Amazon has its own definition of a view
Rina Yashayeva, the vice president of marketplace strategy at the Amazon-focused ad agency Stella Rising, said the agency began pitching a beauty brand on Amazon's video ads last week and hinted that Amazon might be willing to budge on price.
"I think there's an opportunity to work with the Amazon advertising team if you commit to something early on to negotiate a smaller budget if you can test it for a shorter period of time," she said.
Sources also said they'd like to see the ad format sold through Amazon's self-service platform so they could bid on ads as they could with Amazon search ads.
Another issue is the pricing approach. Search advertisers typically buy ads on a cost-per-impression, or CPM, basis. Video advertisers, however, typically buy ads on a cost-per-view basis. Amazon's video ads are priced at $0.05 a view, according to one source, and a view counts as two seconds, starting when a video begins autoplaying on the screen as a user scrolls. Videos can be up to 90 seconds long, though most advertisers seem to run ads that are less than 15 seconds long.
Amazon's definition of a view differs from that of Facebook, which primarily counts a view as three seconds; and YouTube, which has long counted a view as 30 seconds but recently began counting views as 10 seconds for some ads.
Amazon's autoplay video feature "has been a bit of bone of contention," iProspect's Hutchinson said. "It doesn't quite seem like the industry norm."
Amazon is notorious for withholding data with advertisers, and agencies say the data Amazon gives them from the direct-sold video ad campaigns doesn't match the data Amazon supplies through its self-serve platform, making it hard to compare the performance of video campaigns to existing search campaigns.

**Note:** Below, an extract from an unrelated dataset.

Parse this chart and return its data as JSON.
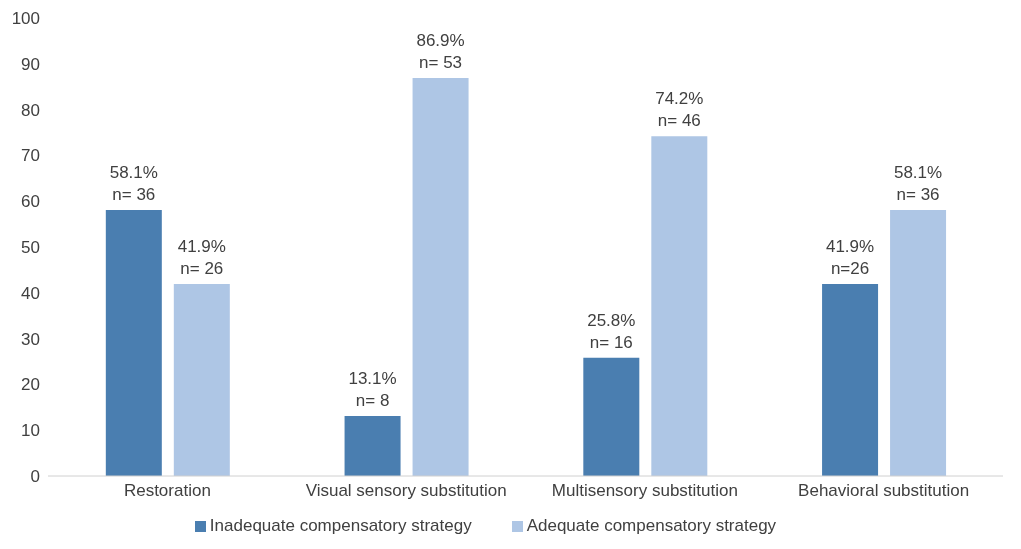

"The two big pushbacks have been: 'We don't have the right kind of creative or we're not comfortable with the attribution that you're getting back,'" iProspect's Hutchinson said. "Amazon builds and reports on the campaign behind the scenes."
The format often requires brands to come up with new creative
Figuring out the right creative approach is another challenge. The creative needs to be promotional and quickly show images of products within the first few seconds, according to best practices Amazon published on its website. Agencies have found the sweet spot with video length to be under 10 seconds.
iProspect found eight seconds to be ideal, but Hutchinson said brands didn't have such assets readily available, so making them adds to the production cost.
For a fashion client, iProspect tested a video ad in Amazon search results and found that the creative was too long, at more than 10 seconds, to get people to click through on it.
"There wasn't the attribution to see the sales so it was one that couldn't sustain a second test until we got creative specifically designed for the product shots," he said. "To get that creative briefed in, something would have had to be scarified and there's far more established channels and places for that creative to go."
The challenges with video reflect advertisers' larger frustrations getting a handle on Amazon's ad business. Amazon has integrated its advertising teams into a single brand, but agencies say it's still difficult to navigate the company's ad products, which sit in different divisions.
"You have two traditionally separate groups that are trying to handshake with this product," Kenshoo's Weinheimer said.